Process and molecular mechanisms of autophagy in cerebral ischemia/reperfusion injury (CIRI).
The process of macroautophagy goes through initiation, vesicle nucleation, expansion and maturation of autophagosomes, and fusion and degradation of autophagolysosomes. Cerebral ischemia/reperfusion leads to a lower level of ATP and activates AMPK, which further inhibits mTORC1 and activates the ULK1-Atg 13-focal adhesion kinase FIP200 complex, thus initiating autophagy. The ULK1-Atg13-FIP200 complex phosphorylates Beclin-1 and activates the class-III PI3K complex, promoting the formation of vesicles with double-layer membranes. The double-membrane further bends and extends to form mature autophagosomes, a process that requires the Atg12-Atg5-Atg16L1 complex and the LC3-PE conjugate. The fusion of autophagosomes and lysosomes is mediated by SNAREs, small GTPase Rab7, and other proteins. Finally, the autophagolysosomes are degraded by lysosomal enzymes, which requires p62-mediated degradation of cargoes.
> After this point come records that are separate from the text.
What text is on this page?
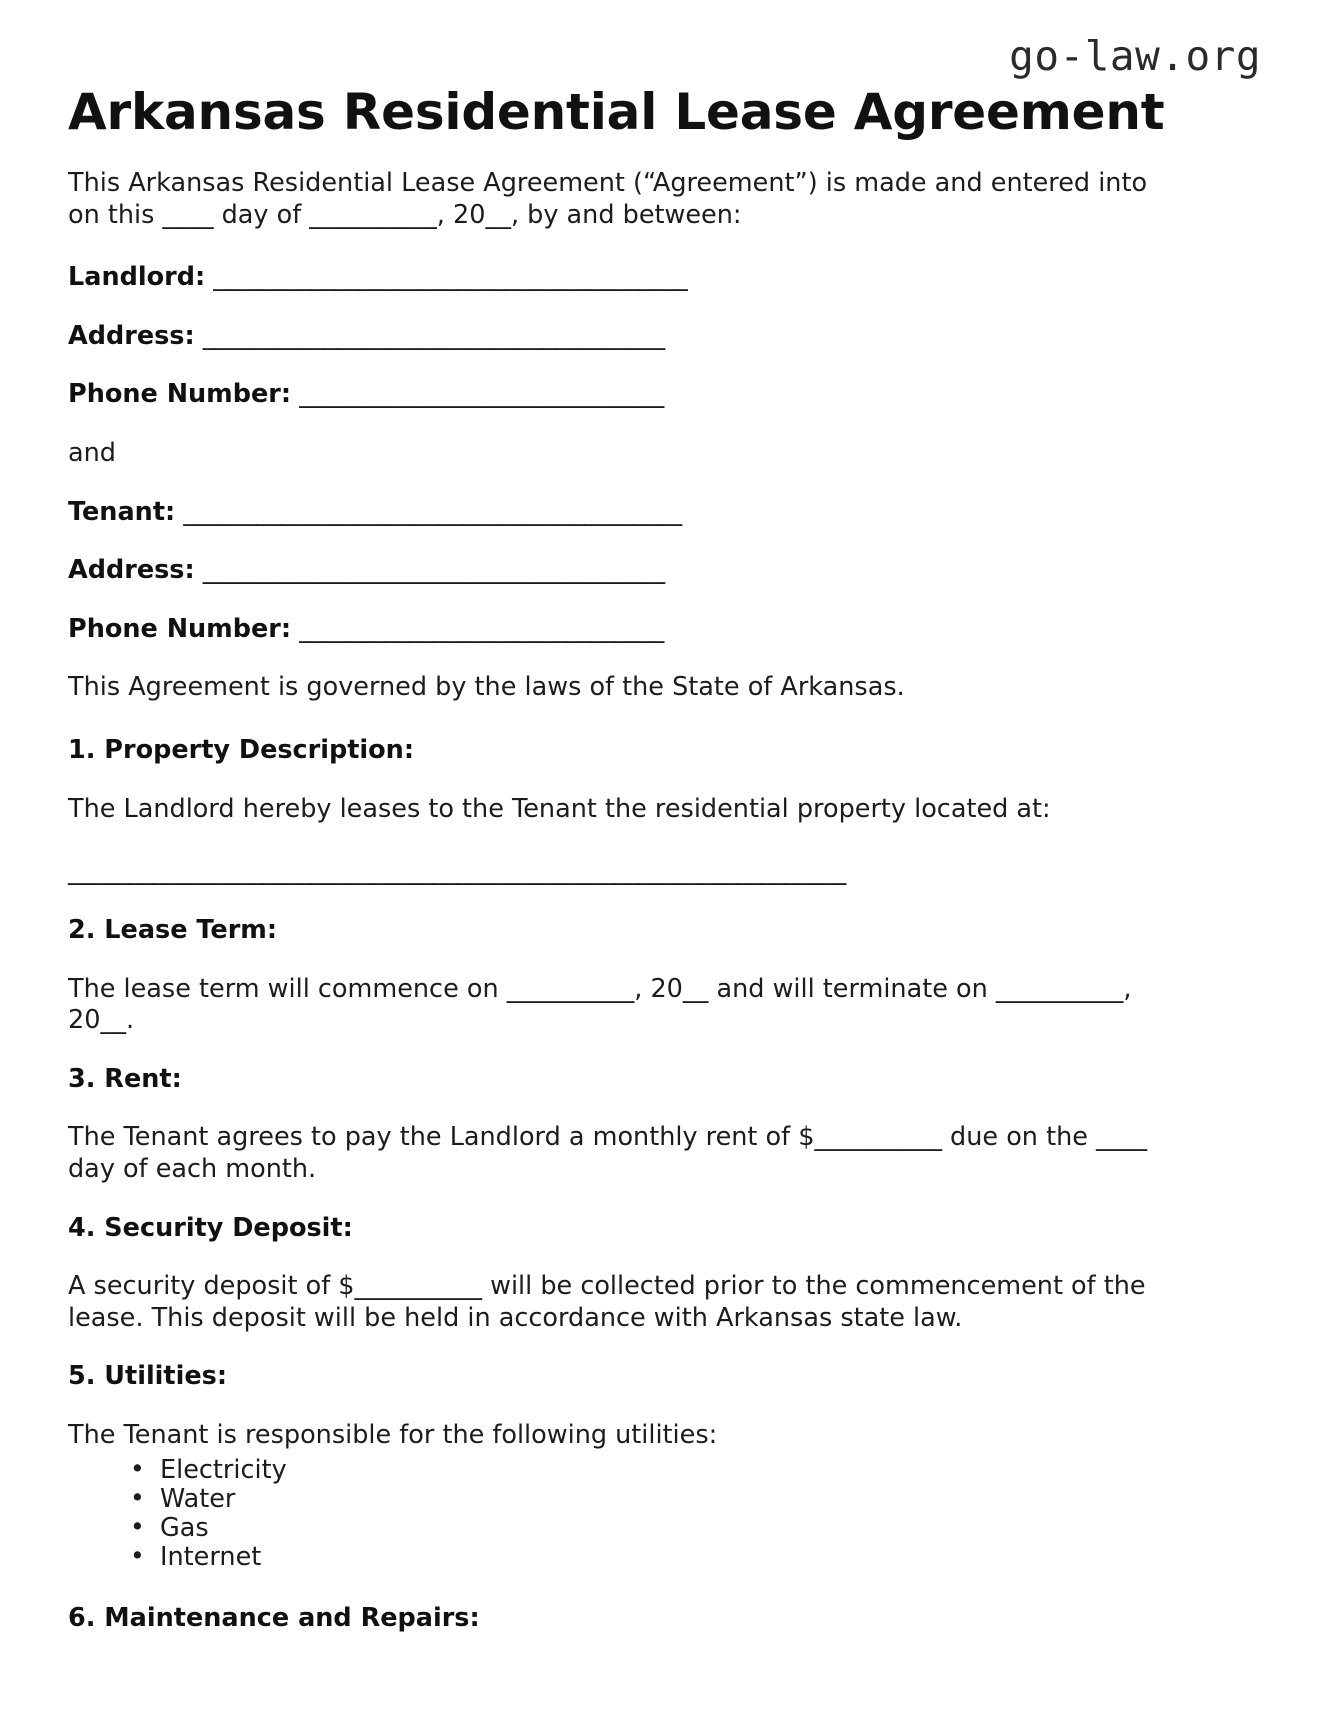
go-law.org
Arkansas Residential Lease Agreement

This Arkansas Residential Lease Agreement (“Agreement”) is made and entered into on this ____ day of __________, 20__, by and between:

Landlord: _______________________________________
Address: ______________________________________
Phone Number: ______________________________

and

Tenant: _________________________________________
Address: ______________________________________
Phone Number: ______________________________

This Agreement is governed by the laws of the State of Arkansas.

1. Property Description:

The Landlord hereby leases to the Tenant the residential property located at:

________________________________________________________________
2. Lease Term:

The lease term will commence on __________, 20__ and will terminate on __________, 20__.

3. Rent:

The Tenant agrees to pay the Landlord a monthly rent of $__________ due on the ____ day of each month.

4. Security Deposit:

A security deposit of $__________ will be collected prior to the commencement of the lease. This deposit will be held in accordance with Arkansas state law.

5. Utilities:

The Tenant is responsible for the following utilities:

• Electricity
• Water
• Gas
• Internet
6. Maintenance and Repairs:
ATP: Adenosine triphosphate; AMPK: adenosine monophosphate-activated protein kinase; mTORC1: mammalian target of rapamycin complex 1; ULK1: UNC-51-like kinase-1; Atg: autophagy-related-gene; FIP200: family-interacting protein of 200 kDa; PI3K: phosphatidylinositol 3-kinase; LC3: microtubule associated protein-1 light chain 3; PE: phosphatidylethanolamine; UVRAG: UV radiation resistance-associated gene; SNARE: soluble N-ethylmaleimide sensitive factor attachment protein receptors.